Study sponsor and potential other locations can be found on ClinicalTrials.gov for NCT03734601.
PRIMARY OBJECTIVES:
I. To determine the proportion of patients with full donor T-cell chimerism at day 28 following hematopoietic cell transplantation.
SECONDARY OBJECTIVES:
I. To determine the risk of disease progression, overall and event free survival, and non-relapse mortality, following treatment with total lymphoid irradiation (TLI)/anti-thymocyte globulin (ATG)/total body irradiation (TBI).

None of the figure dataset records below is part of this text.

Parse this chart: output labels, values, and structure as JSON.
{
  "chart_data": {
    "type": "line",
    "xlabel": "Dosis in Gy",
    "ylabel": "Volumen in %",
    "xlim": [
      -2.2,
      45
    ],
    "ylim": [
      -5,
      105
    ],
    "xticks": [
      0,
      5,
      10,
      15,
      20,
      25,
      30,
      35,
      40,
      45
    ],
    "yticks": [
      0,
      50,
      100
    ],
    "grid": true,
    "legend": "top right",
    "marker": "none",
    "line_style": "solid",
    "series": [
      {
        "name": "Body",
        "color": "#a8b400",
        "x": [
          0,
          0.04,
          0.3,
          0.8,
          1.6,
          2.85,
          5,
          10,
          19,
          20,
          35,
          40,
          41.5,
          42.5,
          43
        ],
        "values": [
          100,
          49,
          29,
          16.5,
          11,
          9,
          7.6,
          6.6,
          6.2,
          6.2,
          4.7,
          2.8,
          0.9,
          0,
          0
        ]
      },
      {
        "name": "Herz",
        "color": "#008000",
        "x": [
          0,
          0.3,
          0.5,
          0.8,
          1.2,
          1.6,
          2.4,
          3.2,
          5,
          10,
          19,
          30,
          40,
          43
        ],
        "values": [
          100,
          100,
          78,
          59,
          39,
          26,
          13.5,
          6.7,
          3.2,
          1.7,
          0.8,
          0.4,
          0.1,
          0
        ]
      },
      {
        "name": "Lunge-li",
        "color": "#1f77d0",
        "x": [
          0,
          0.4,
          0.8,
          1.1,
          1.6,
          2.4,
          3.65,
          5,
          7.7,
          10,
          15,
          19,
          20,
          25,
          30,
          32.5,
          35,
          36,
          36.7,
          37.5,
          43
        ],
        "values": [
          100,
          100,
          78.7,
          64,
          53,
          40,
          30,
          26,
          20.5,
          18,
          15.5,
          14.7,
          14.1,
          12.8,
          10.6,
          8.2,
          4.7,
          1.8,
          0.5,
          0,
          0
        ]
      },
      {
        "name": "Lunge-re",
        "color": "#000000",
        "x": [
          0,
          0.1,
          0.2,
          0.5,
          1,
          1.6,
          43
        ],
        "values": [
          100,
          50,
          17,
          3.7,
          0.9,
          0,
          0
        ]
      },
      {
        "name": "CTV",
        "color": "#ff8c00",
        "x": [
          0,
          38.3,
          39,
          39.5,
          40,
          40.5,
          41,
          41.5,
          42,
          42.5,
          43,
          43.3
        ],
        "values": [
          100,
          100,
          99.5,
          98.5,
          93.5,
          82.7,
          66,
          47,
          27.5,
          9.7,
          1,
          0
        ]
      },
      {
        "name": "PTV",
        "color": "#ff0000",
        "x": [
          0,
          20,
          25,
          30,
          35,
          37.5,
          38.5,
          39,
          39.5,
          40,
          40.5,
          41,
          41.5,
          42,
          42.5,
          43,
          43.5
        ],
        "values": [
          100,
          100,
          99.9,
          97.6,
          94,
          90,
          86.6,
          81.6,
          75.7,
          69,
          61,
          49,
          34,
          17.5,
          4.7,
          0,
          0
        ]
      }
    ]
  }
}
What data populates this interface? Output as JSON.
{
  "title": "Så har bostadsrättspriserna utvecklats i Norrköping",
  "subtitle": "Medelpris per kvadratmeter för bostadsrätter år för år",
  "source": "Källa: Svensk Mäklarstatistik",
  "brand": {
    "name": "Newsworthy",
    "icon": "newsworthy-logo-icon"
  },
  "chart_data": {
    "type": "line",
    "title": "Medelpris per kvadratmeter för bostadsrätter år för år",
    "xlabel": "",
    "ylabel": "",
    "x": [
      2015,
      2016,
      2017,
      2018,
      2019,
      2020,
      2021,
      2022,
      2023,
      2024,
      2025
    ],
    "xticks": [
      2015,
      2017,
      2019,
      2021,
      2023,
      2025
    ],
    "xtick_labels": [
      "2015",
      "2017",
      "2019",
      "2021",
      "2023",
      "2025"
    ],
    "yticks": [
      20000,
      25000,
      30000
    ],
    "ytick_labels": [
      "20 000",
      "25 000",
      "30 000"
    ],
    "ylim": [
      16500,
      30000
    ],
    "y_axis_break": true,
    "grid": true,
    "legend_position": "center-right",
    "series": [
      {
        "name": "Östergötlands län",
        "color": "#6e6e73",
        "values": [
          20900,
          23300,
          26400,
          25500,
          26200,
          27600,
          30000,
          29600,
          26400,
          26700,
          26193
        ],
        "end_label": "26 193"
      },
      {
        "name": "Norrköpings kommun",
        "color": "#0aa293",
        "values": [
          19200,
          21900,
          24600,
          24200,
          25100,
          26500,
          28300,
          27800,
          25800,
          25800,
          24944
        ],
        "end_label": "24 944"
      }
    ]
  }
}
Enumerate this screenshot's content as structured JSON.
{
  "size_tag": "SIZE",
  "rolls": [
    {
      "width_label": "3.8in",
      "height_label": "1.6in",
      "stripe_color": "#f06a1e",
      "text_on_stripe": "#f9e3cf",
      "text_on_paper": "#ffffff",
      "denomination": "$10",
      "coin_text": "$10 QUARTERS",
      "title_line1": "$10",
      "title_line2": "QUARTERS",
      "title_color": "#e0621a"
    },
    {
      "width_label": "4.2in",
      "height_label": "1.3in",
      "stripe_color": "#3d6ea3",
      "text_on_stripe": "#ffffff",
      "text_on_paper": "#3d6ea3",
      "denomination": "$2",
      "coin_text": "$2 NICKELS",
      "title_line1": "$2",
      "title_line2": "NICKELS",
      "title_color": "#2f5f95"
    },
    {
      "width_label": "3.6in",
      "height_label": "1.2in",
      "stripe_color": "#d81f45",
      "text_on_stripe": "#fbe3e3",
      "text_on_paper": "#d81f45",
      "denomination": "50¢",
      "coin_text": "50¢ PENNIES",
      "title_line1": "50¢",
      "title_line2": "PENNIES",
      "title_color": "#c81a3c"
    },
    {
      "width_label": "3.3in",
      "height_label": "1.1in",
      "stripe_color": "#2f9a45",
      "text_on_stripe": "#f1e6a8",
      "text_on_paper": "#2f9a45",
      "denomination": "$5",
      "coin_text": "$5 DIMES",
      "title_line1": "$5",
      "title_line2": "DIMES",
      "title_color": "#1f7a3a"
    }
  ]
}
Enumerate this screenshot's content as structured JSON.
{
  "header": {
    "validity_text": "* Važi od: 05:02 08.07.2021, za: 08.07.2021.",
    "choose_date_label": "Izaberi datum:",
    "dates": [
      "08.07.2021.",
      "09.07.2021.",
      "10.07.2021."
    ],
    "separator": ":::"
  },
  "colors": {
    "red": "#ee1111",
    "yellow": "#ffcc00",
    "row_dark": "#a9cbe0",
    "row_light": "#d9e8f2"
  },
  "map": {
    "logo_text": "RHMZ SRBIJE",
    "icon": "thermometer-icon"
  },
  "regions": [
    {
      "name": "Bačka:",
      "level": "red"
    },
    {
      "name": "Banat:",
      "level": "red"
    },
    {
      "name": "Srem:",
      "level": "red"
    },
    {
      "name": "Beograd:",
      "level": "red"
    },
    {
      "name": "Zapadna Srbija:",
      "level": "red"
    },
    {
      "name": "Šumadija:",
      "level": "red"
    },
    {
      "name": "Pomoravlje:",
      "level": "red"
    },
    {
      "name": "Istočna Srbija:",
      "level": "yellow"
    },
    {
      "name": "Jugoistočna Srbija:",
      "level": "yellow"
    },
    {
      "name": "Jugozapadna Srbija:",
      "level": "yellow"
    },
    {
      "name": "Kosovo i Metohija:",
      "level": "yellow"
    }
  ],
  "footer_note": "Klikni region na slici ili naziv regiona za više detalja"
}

II. To determine the incidence of acute and chronic graft-versus-host disease (GVHD) following treatment with TLI/ATG/TBI.
EXPLORATORY OBJECTIVES:
I. To determine the changes in frequency of hematopoietic stem, progenitor, and mature cell subsets and the changes in cytokine milieu and cellular architecture in the bone marrow of patients receiving TLI compared to TLI+TBI.
OUTLINE:
Patients undergo TLI on days -11 to -7 and on days -4 to -1, receive ATG intravenously (IV) on days -11 to -7, receive tacrolimus orally (PO) twice daily (BID) or IV beginning on day -4, and undergo TBI on day -1. Patients then undergo allogeneic hematopoietic cell transplantation on day 0 and receive mycophenolate mofetil PO BID for matched related donors or PO every 8 hours (Q8H) for unrelated donors (URDs) or mismatched related donors beginning on day 0.
After completion of study treatment, patients are followed up at days 28, 56, and 90, 180, and 360.